Experimental and density functional theory studies on hydroxymethylation of phenylboronic acids with paraformaldehyde over a RhPPh3 catalyst

The synthesis of benzyl alcohols (BAs) is highly vital for their wide applications in organic synthesis and pharmaceuticals. Herein, BAs was efficiently synthesized via hydroxymethylation of phenylboronic acids (PBAs) and paraformaldehyde over a simple RhPPh3 catalyst combined with an inorganic base (NaOH). A variety of BAs with the groups of CH3−, CH3O−, Cl−, Br−, and so on were obtained with moderate to good yields, indicating that the protocol had a good universality. Density functional theory (DFT) calculations proposed the Hayashi‐type arylation mechanism involved the arylation step of PBA and Rh(OH)(PPh3)2 catalyst to form Rh(I)‐bound aryl intermediates and the hydrolysis step of Rh(I)‐bound aryl intermediates and HCHO to generate BA product (the rate‐determining step).
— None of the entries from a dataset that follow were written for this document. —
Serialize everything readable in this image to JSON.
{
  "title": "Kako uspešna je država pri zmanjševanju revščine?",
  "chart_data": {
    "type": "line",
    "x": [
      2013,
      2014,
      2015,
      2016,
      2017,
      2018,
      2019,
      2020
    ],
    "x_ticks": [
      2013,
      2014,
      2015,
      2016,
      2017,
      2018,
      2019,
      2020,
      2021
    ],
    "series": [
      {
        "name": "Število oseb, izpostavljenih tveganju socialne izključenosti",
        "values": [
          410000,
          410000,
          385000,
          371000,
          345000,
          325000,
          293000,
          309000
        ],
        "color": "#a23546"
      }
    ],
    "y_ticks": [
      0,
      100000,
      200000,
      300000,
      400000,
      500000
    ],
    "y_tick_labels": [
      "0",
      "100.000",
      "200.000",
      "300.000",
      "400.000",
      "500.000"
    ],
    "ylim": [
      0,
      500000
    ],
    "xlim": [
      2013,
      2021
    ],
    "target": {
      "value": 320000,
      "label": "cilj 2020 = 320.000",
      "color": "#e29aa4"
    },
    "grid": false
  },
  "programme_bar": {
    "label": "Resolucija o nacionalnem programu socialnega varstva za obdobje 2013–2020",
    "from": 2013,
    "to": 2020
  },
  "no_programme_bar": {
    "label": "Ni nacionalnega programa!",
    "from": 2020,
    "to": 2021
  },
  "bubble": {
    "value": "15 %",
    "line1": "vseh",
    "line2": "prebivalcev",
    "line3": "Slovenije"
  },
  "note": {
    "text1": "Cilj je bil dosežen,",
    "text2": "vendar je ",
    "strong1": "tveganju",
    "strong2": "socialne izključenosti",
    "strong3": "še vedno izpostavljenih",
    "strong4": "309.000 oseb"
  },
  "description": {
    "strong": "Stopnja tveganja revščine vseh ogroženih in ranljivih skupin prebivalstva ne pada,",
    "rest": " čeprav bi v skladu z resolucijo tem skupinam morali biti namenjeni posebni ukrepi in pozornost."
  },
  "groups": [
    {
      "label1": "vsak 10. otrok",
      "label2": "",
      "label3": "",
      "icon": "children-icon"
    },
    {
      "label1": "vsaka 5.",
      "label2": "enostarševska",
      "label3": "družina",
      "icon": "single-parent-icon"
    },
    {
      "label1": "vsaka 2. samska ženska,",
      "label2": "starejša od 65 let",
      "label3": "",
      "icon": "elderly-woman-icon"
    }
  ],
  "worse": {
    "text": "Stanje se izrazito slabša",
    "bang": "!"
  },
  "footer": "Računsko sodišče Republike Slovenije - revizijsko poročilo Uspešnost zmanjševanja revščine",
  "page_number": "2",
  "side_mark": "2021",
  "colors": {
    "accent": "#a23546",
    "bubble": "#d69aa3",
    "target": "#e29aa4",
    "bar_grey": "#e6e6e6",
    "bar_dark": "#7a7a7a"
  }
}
The present route provides a valuable and direct method for the synthesis of BAs and expands the application range of paraformaldehyde. Hydroxymethylation of phenylboronic acids and paraformaldehyde to benzyl alcohols were achieved over a simple RhCl3–PPh3–NaOH catalytic system. DFT calculations proposed the Hayashi‐type arylation mechanism involved the arylation step of PBA and Rh(OH)(PPh3)2 catalyst to form Rh(I)‐bound aryl intermediates and the hydrolysis step of Rh(I)‐bound aryl intermediates and HCHO to generate benzyl alcohol.